The for-loop runs each statement in it for however so many times.. if one of your statements is a return, then the function will return when it hits it. This makes sense in, for example, the following case:
def get_index(needle, haystack):
for x in range(len(haystack)):
if haystack[x] == needle:
return x
Here, the function iterates until it finds where the needle is in the haystack, and then returns that index (there's a builtin function to do this, anyways). If you want the function to run for however many times you tell it to, you have to put the return AFTER the for-loop, not inside it, that way, the function will return after the control gets off the loop
def add(numbers):
ret = 0
for x in numbers:
ret = ret + x
return ret # needs to be outside the loop
**kwargs
In a nutshell, *
manages variables with tuples, while **
saves them as a dictionary. In other words, you can take two arguments, key
and value
.
def bar(**kwargs):
for a in kwargs:
print(a, kwargs[a])
bar(name="your mom", age=12, hotness=1) #hotness 1\nage 12\nname your mom
*l
In addition to * args
and ** kwargs
, there is also an idiom called * l
. The main usage is to open the list received as a variable, extract the contents and save it in tuple
. All you have to do is add a list to the value of the variable l
(or define it and send it later, etc.) and just call it withfunc (* l)

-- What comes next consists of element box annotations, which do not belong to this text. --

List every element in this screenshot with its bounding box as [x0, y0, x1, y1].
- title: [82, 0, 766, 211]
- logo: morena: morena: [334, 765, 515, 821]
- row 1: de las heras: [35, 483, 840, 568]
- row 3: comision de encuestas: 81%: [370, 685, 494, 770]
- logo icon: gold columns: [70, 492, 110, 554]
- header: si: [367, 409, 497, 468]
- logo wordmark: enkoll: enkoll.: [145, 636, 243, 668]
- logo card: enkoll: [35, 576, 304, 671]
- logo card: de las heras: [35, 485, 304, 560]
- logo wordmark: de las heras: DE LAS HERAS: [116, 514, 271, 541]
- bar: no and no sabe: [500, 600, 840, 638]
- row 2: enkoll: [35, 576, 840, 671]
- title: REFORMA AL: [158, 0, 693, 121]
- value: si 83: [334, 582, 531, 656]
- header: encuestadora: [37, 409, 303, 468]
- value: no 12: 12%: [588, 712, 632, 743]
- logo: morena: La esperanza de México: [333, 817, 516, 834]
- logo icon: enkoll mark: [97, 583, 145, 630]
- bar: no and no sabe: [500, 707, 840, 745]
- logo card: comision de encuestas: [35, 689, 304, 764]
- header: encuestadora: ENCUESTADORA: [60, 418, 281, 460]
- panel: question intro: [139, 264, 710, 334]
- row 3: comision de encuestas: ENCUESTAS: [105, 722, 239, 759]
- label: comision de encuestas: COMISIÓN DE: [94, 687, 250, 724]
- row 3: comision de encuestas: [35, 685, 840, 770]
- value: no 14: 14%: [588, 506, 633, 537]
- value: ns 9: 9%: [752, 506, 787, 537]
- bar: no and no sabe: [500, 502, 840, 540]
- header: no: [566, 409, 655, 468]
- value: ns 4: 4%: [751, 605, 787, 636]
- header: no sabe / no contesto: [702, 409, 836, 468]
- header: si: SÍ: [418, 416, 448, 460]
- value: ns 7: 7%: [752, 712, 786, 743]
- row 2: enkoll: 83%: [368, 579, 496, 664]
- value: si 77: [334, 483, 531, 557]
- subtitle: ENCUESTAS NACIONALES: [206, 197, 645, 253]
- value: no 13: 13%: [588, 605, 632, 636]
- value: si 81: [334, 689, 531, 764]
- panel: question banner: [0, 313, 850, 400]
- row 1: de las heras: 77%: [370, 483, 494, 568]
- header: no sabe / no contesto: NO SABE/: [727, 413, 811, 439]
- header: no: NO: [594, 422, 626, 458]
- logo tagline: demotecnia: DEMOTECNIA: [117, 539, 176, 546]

. However, it is necessary to prepare the same number of parameter
s for the function to be called.
def foo(a, b):
print(a, b)
l = [1, 2]
foo(*l) #1, 2
By the way, both * args
and ** kwargs
can only be received as targets that receive functions. What does that mean
def make_averaged(*args):
return *args / len(str(*args))
# causes syntax error
Since it causes syntax error, handle variables only with the name after *
. As a memorandum because I sometimes forget it.